Isaac came home talking about Martin Luther King, Jr. this week. He learned about him in school, of course — the first one in our immediate tribe to hear about him as a fact and not a threat:
See this picture, Mommy? He’s waving hello. And he’s saying, “White people, you be nice to black people. And black people, you be nice to white people.”
That about covers it.
Being the public address nerd that I am, I said, “Let’s watch his speech, Isaac!” And more motivated by the snuggling than the learning, he settled into my lap for a viewing.
“He said Stone Mountain, Georgia! I know where that is. That’s where the presidents heads are carved — George Washington, George Bush, and Abraham Lincoln.”
Oh, so close. So, so close and so very, very far. “You’re thinking of Mount Rushmore. But we’ve been to Stone Mountain, remember? There are presidents carved into stone there, but presidents of the Confederacy.”
“What’s the Confederacy?”
Sigh. . . . Where to begin. I did my best. The differences between the North’s industry and South’s agriculture. The labor-intensity of cotton. And slavery. I hate talking about slavery.
I ended up at Abraham Lincoln’s conclusion that the South’s leaving the Union was no option at all. And the Blue Coats and the Grey Coats.
We listened some more and jumped ahead a hundred years to the Civil Rights Movement. I told him that right here in Greenville, people couldn’t eat lunch in a restaurant simply because they were black. Or drink from the same water fountain or use the same bathroom.

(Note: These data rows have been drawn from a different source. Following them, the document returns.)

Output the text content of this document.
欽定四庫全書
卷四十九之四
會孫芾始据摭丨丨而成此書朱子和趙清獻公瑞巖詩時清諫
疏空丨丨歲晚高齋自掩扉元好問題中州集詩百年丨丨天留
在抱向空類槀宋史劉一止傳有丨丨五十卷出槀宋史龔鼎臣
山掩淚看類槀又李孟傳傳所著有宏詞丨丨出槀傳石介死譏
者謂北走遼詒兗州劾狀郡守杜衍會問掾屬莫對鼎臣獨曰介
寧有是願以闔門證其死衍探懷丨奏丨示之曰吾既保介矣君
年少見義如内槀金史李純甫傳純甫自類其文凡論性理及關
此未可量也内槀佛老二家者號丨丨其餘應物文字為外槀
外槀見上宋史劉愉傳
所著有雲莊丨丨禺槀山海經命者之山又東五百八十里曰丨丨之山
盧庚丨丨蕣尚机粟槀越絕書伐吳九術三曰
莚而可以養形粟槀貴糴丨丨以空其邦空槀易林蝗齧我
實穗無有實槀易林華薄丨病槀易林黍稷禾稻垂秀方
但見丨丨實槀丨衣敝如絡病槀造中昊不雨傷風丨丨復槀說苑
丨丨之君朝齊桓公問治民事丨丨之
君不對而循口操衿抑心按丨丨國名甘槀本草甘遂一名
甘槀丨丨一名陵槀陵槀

I finally sighed through saying, “And you know what, Isaac? Mommy has just discovered one of the most hateful sources of this racism. Right here in Greenville. That’s Mommy’s job right now — working with God as He makes that crooked path straight.”
While I was stuck in my little Public Speaking 121 lecture, I listened to this greatest speech of the 20th-century again. For the first time in a long time. King’s talking about the same thing I read during Advent. It sounds different now than it did in my previous life.
Every valley shall be exalted, and every mountain and hill shall be made low: and the crooked shall be made straight, and the rough places plain: And the glory of the LORD shall be revealed, and all flesh shall see it together:
No wonder King was such a threat. Shalom is a threat. A threat to habits, isolation, pride, greed. And King was just preaching Shalom. No, I think he was singing it.